Pour qu’il y ait un peuple il faut qu’il y ait :
- un territoire : il y a des peuples sans territoire, mais c’est rare.
- une langue, même s’il peut y avoir au sein de ce même peuple des élément allogènes et allophones.
- une culture, on y reviendra.
- une histoire, celle des ancêtres, souvent célébrée par la tradition orale.
Maintenant on peut se poser la question : quelle est la différence entre un État, un peuple, une nation ? L’ État est l’ensemble des institutions politiques, juridiques, militaires, administratives économiques qui organisent une société lorsqu’elle a atteint un certain degré de développement. Il définit un espace public, une « chose publique » commune à tous.
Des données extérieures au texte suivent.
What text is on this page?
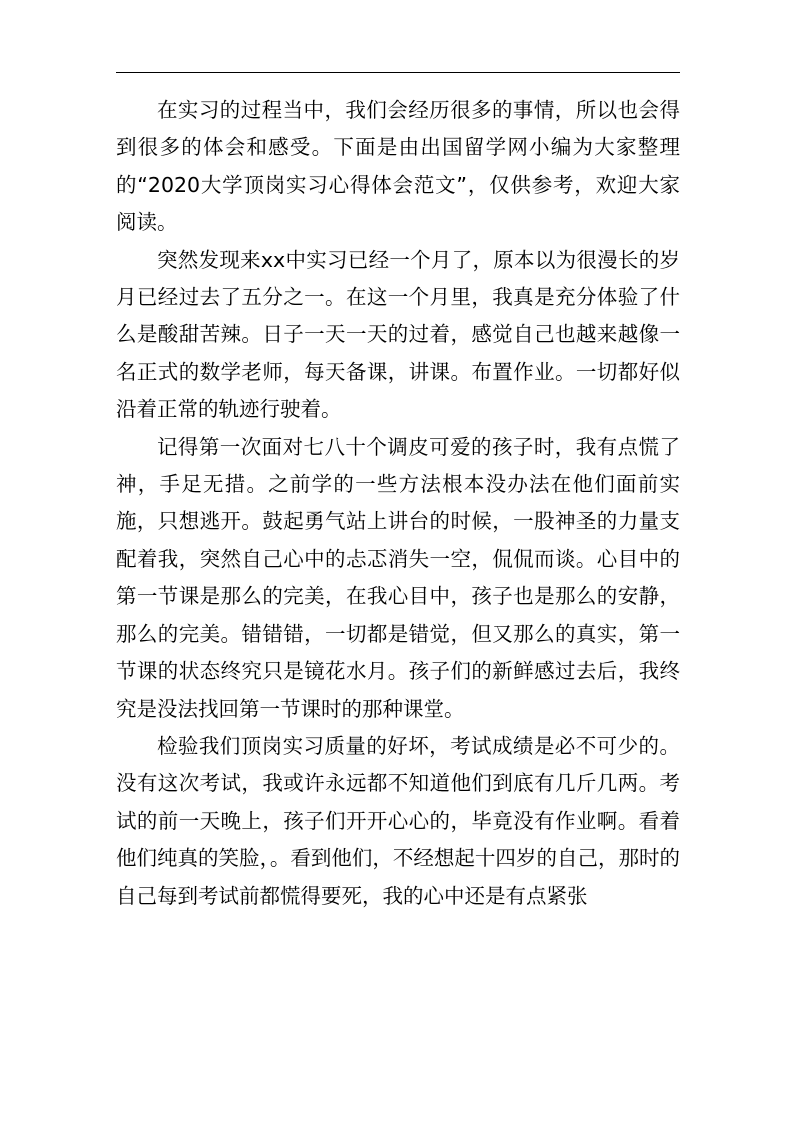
在实习的过程当中，我们会经历很多的事情，所以也会得到很多的体会和感受。下面是由出国留学网小编为大家整理的“2020大学顶岗实习心得体会范文”，仅供参考，欢迎大家阅读。

突然发现来xx中实习已经一个月了，原本以为很漫长的岁月已经过去了五分之一。在这一个月里，我真是充分体验了什么是酸甜苦辣。日子一天一天的过着，感觉自己也越来越像一名正式的数学老师，每天备课，讲课。布置作业。一切都好似沿着正常的轨迹行驶着。

记得第一次面对七八十个调皮可爱的孩子时，我有点慌了神，手足无措。之前学的一些方法根本没办法在他们面前实施，只想逃开。鼓起勇气站上讲台的时候，一股神圣的力量支配着我，突然自己心中的忐忑消失一空，侃侃而谈。心目中的第一节课是那么的完美，在我心目中，孩子也是那么的安静，那么的完美。错错错，一切都是错觉，但又那么的真实，第一节课的状态终究只是镜花水月。孩子们的新鲜感过去后，我终究是没法找回第一节课时的那种课堂。

检验我们顶岗实习质量的好坏，考试成绩是必不可少的。没有这次考试，我或许永远都不知道他们到底有几斤几两。考试的前一天晚上，孩子们开开心心的，毕竟没有作业啊。看着他们纯真的笑脸，。看到他们，不经想起十四岁的自己，那时的自己每到考试前都慌得要死，我的心中还是有点紧张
La nation est la construction idéologique du peuple. Le fondement de la nation réside d’une part dans la volonté de se reconnaître dans une communauté de valeur et de destin censée forger une identité, d’autre part dans l’idée de souveraineté. Alors que l’appartenance à un peuple est naturelle, l’appartenance à une nation relève de la culture, dans la mesure où elle suscite des interrogations : comment je me définis et me reconnais en tant que Français, Allemand, Anglais ? Contrat vertical ensuite : le peuple accepte de se soumettre à un souverain mais sous certaines conditions, car le véritable souverain c’est lui. Dans la nation, la souveraineté appartient au peuple et à lui seul. Donc l’idée de nation est beaucoup plus récente que la réalité de l’existence d’un peuple, elle émerge au 18ème siècle, préparée par les théories du contrat qui apparaissent dès la Renaissance. Toutefois, elle a été précédée par l’émergence d’un sentiment national qui lui est bien antérieur. C’est l’un des sujets de prédilection des historiens de se demander quand est né le sentiment national français ou anglais ou américain. Entre les deux guerres l’historien jacques Bainville affirmait que l’acte de naissance du sentiment national français, c’est la bataille de Bouvines que Philippe Auguste remporte en 1214 contre les Plantagenet considérés désormais non plus comme des vassaux du roi de France mais des occupants anglais. Une nation se construit en effet contre l’autre car l’intérêt d’un peuple n’est qu’un intérêt particulier au regard des autres peuples.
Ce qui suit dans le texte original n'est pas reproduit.